I sighed as well. The last time I'd been here, I'd said goodbye for ever. Now here I was again.

‘
Out you get!
' my father said.

It was the first time in our journey that he had spoken. Before I could do more than unlock my seat belt, he leant across, threw open the passenger door and booted me out on to the road.

Then he drove away.

6
Prospect House

The time has come to own up about something. I really don't want to, because there are things one doesn't ever want to talk about, and this is one of those for me. But there's no way that I can carry on without explaining why my father treated me the way he did that day.

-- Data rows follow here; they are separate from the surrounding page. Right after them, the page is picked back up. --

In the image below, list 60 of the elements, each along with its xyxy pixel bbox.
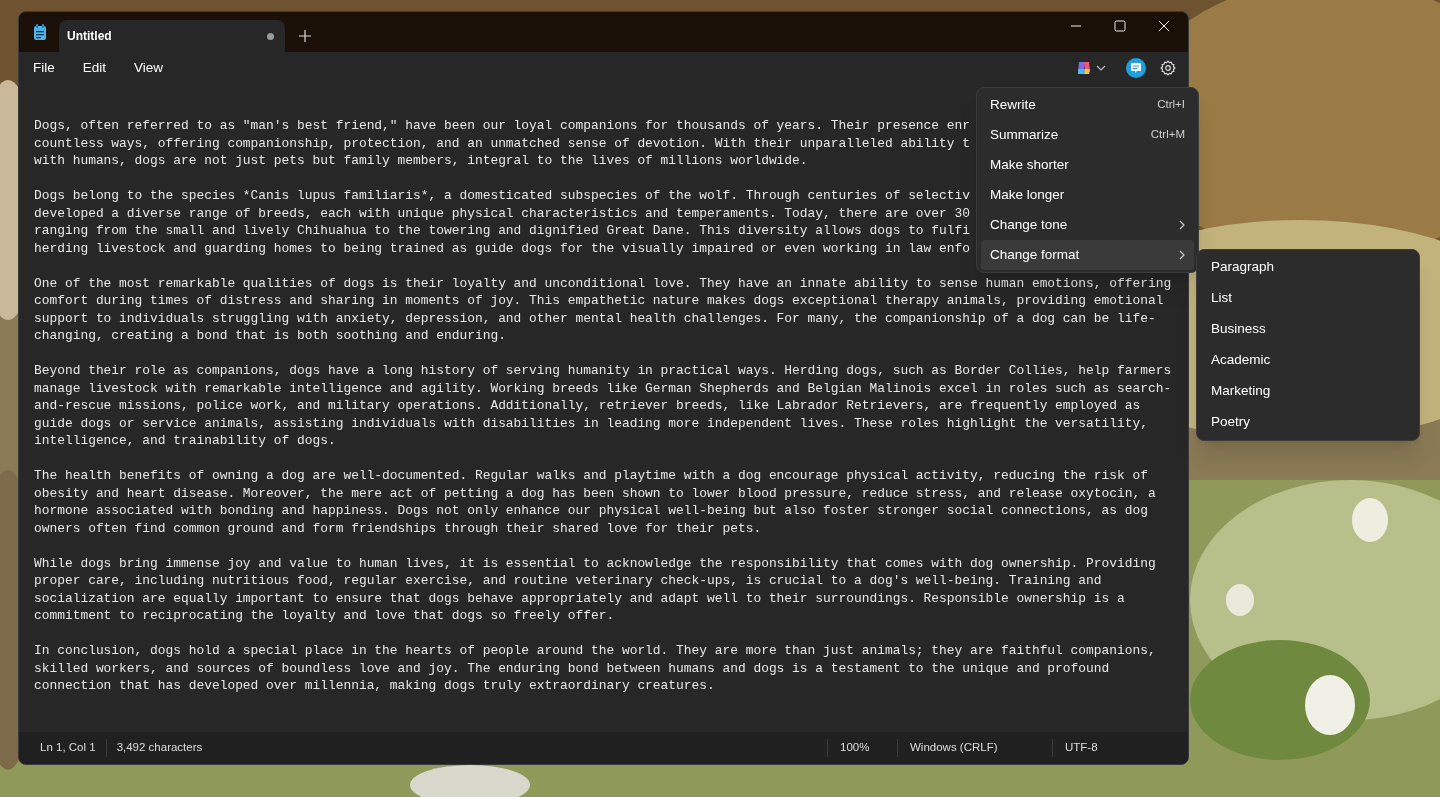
text-line: socialization are equally important to ensure that dogs behave appropriately and adapt well to their surroundings. Responsible ownership is a [34, 589, 1125, 607]
status-text: 3,492 characters [116, 740, 203, 756]
text-line: and-rescue missions, police work, and military operations. Additionally, retriever breeds, like Labrador Retrievers, are frequently employed as [34, 397, 1141, 415]
text-line: connection that has developed over millennia, making dogs truly extraordinary creatures. [34, 677, 715, 695]
maximize-icon[interactable] [1114, 20, 1126, 32]
status-text: Ln 1, Col 1 [40, 740, 96, 756]
text-line: hormone associated with bonding and happiness. Dogs not only enhance our physical well-being but also foster stronger social connections, as dog [34, 502, 1148, 520]
text-line: comfort during times of distress and sharing in moments of joy. This empathetic nature makes dogs exceptional therapy animals, providing emotional [34, 292, 1164, 310]
settings-icon[interactable] [1160, 60, 1176, 76]
text-line: changing, creating a bond that is both soothing and enduring. [34, 327, 506, 345]
menu-item[interactable]: Change format [981, 240, 1194, 270]
text-line: While dogs bring immense joy and value to human lives, it is essential to acknowledge the responsibility that comes with dog ownership. Providing [34, 554, 1156, 572]
chevron-right-icon [1179, 220, 1185, 230]
menu-item[interactable]: Rewrite Ctrl+I [981, 90, 1194, 120]
text-line: owners often find common ground and form friendships through their shared love for their pets. [34, 519, 762, 537]
text-line: One of the most remarkable qualities of dogs is their loyalty and unconditional love. They have an innate ability to sense human emotions, offering [34, 274, 1172, 292]
text-line: Dogs belong to the species *Canis lupus familiaris*, a domesticated subspecies of the wolf. Through centuries of selectiv [34, 187, 970, 205]
text-line: The health benefits of owning a dog are well-documented. Regular walks and playtime with a dog encourage physical activity, reducing the risk of [34, 467, 1148, 485]
menu-item[interactable]: List [1201, 283, 1415, 314]
text-line: proper care, including nutritious food, regular exercise, and routine veterinary check-ups, is crucial to a dog's well-being. Training and [34, 572, 1102, 590]
menu-item[interactable]: Make shorter [981, 150, 1194, 180]
text-line: skilled workers, and sources of boundless love and joy. The enduring bond between humans and dogs is a testament to the unique and profound [34, 659, 1110, 677]
menu-item[interactable]: Summarize Ctrl+M [981, 120, 1194, 150]
menu-item[interactable]: Poetry [1201, 407, 1415, 438]
chat-icon[interactable] [1126, 58, 1146, 78]
shortcut-text: Ctrl+M [1150, 127, 1185, 143]
status-text: UTF-8 [1065, 740, 1098, 756]
text-line: herding livestock and guarding homes to being trained as guide dogs for the visually impaired or even working in law enfo [34, 239, 970, 257]
text-line: with humans, dogs are not just pets but family members, integral to the lives of millions worldwide. [34, 152, 808, 170]
chevron-right-icon [1179, 250, 1185, 260]
menu-bar-item[interactable]: Edit [72, 54, 117, 82]
shortcut-text: Ctrl+I [1157, 97, 1185, 113]
text-line: countless ways, offering companionship, protection, and an unmatched sense of devotion. With their unparalleled ability t [34, 134, 970, 152]
text-line: intelligence, and trainability of dogs. [34, 432, 336, 450]
text-line: commitment to reciprocating the loyalty and love that dogs so freely offer. [34, 607, 615, 625]
menu-item[interactable]: Marketing [1201, 376, 1415, 407]
text-line: manage livestock with remarkable intelligence and agility. Working breeds like German Shepherds and Belgian Malinois excel in roles such as search- [34, 379, 1172, 397]
close-icon[interactable] [1158, 20, 1170, 32]
text-line: In conclusion, dogs hold a special place in the hearts of people around the world. They are more than just animals; they are faithful companions, [34, 642, 1156, 660]
status-text: Windows (CRLF) [910, 740, 998, 756]
status-text: 100% [840, 740, 870, 756]
new-tab-icon[interactable] [299, 30, 311, 42]
text-line: obesity and heart disease. Moreover, the mere act of petting a dog has been shown to lower blood pressure, reduce stress, and release oxytocin, a [34, 484, 1156, 502]
menu-item[interactable]: Make longer [981, 180, 1194, 210]
text-line: support to individuals struggling with anxiety, depression, and other mental health challenges. For many, the companionship of a dog can be life- [34, 309, 1156, 327]
menu-item[interactable]: Academic [1201, 345, 1415, 376]
menu-bar-item[interactable]: File [23, 54, 65, 82]
text-line: developed a diverse range of breeds, each with unique physical characteristics and temperaments. Today, there are over 30 [34, 204, 970, 222]
menu-bar-item[interactable]: View [124, 54, 174, 82]
menu-item[interactable]: Business [1201, 314, 1415, 345]
menu-item[interactable]: Paragraph [1201, 252, 1415, 283]
menu-item[interactable]: Change tone [981, 210, 1194, 240]
notepad-icon [33, 23, 47, 41]
text-line: Beyond their role as companions, dogs have a long history of serving humanity in practical ways. Herding dogs, such as Border Collies, help farmers [34, 362, 1172, 380]
text-line: Dogs, often referred to as "man's best friend," have been our loyal companions for thousands of years. Their presence enr [34, 117, 970, 135]
text-line: ranging from the small and lively Chihuahua to the towering and dignified Great Dane. This diversity allows dogs to fulfi [34, 222, 970, 240]
copilot-icon[interactable] [1076, 60, 1092, 76]
document-tab[interactable]: Untitled [59, 20, 285, 52]
chevron-down-icon[interactable] [1096, 65, 1106, 71]
text-line: guide dogs or service animals, assisting individuals with disabilities in leading more independent lives. These roles highlight the versatility, [34, 414, 1148, 432]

Perhaps it's obvious. Perhaps I'm pointing out what anyone with half a brain could work out anyway. But the man I call my father isn't really. My real father, I mean. He adopted me. My real father died when I was a baby. I can't even remember him, and my earliest memories are all of Grace. My real father was her son, you see, and in those early days before my mother married again and my Fitztalbot father adopted me, Grace was my family.

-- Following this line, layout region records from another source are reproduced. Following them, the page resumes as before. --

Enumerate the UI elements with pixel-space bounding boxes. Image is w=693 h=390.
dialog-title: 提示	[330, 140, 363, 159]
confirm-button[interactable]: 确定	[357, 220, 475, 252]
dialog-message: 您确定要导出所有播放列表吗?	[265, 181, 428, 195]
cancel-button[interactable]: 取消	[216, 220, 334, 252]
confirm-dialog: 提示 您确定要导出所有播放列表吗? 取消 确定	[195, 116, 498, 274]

Grace and Cary, I should say, because Grace brought her up as well, and the shock of adoption hit us both together. But Cary went quietly, while I made a fuss. A massive fuss, I might add, which I'll never forget, and I don't suppose anyone who heard it, right
here on the road outside Prospect House, would ever forget either.

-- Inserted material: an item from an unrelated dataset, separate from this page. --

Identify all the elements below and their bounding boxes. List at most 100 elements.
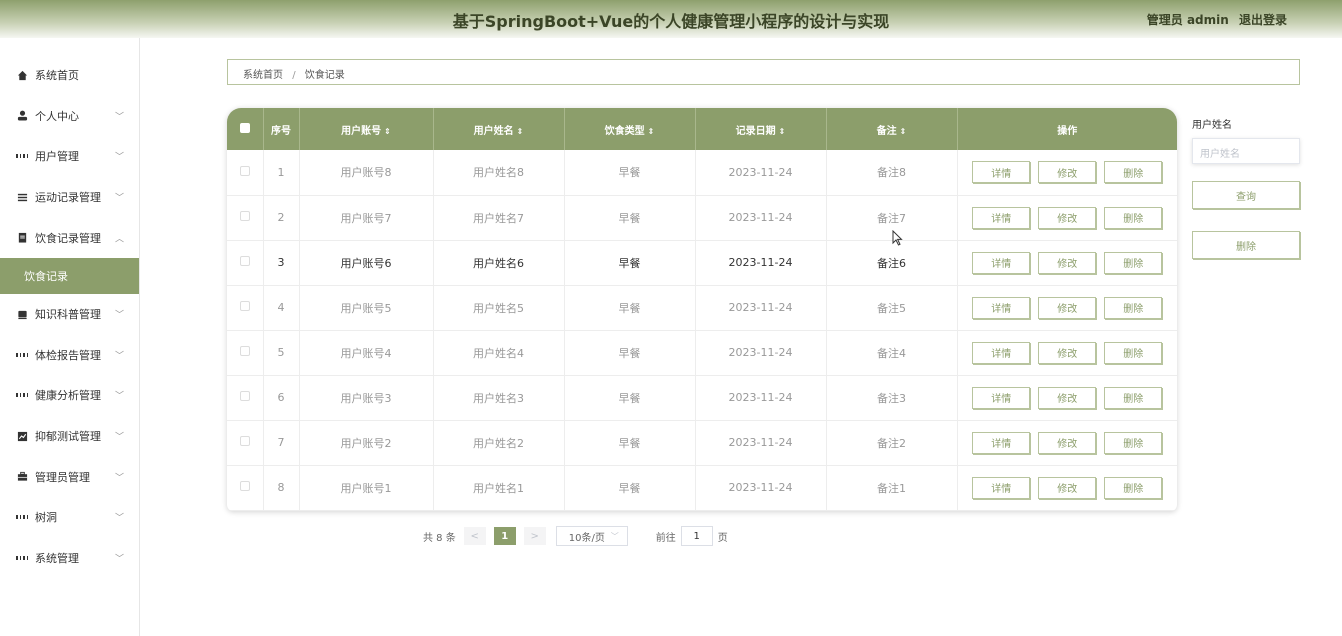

Perhaps it wouldn't have been so bad if the whole thing hadn't been so unexpected. But it came out of the blue – my mother turning up like that without a word of warning, and a new father waiting in the car outside, and a new life waiting in Pengwern; one that I didn't want because I thought the old one was just fine.

Cary didn't want it either, but she pretty quickly saw advantages in the situation that were beyond me. She missed Grace, of course, and the old days in Wales, but that didn't stop her settling in. She was everything our new father wanted in a daughter of his own. She belonged, right from the start.

But I was always an outsider. The Fitztalbots were never my real family, and I didn't want them to be, either. I rejected them long before they rejected me. And it all started on the road here, outside Prospect House.

Now I stood staring at the house, remembering my parents driving me away, in tears. I never forgave them for what they did that day, and I know Grace didn't either. The atmosphere was positively Arctic after that. When Grace died, Prospect House was left in trust for Cary and me. Not a penny of its sale was to go to our mother. Grace never visited us in Swan Hill, and whenever our mother took us down to Wales, you could feel Grace holding back her fury, as if she didn't dare to let it out. It was as if my mother had a hold on her – as if she'd got a trump card up her sleeve.

And that trump card, I grew to realise, was us
grandchildren. We only ever saw Grace when our mother allowed us to. This usually only occurred when she and my father went off on holiday, leaving us behind, but it was a privilege that could be withheld if Grace didn't toe the line.

‘Be good,' our mother would call as she drove away. ‘I'm trusting you. Only the very best behaviour.
You know what I mean
.'

I didn't know what she meant but I guessed that Grace did. She'd button up her mouth, and if looks could kill, my mother would be dead. But at least we were back. Even Cary would be pleased, and I'd be almost sick with excitement. Maybe it wasn't quite the same as living here full-time but I didn't care. Maybe we were seen as ‘different' in a village where we'd once belonged, and some of our old friends couldn't understand us because our accents had turned English, but it was still good to be back.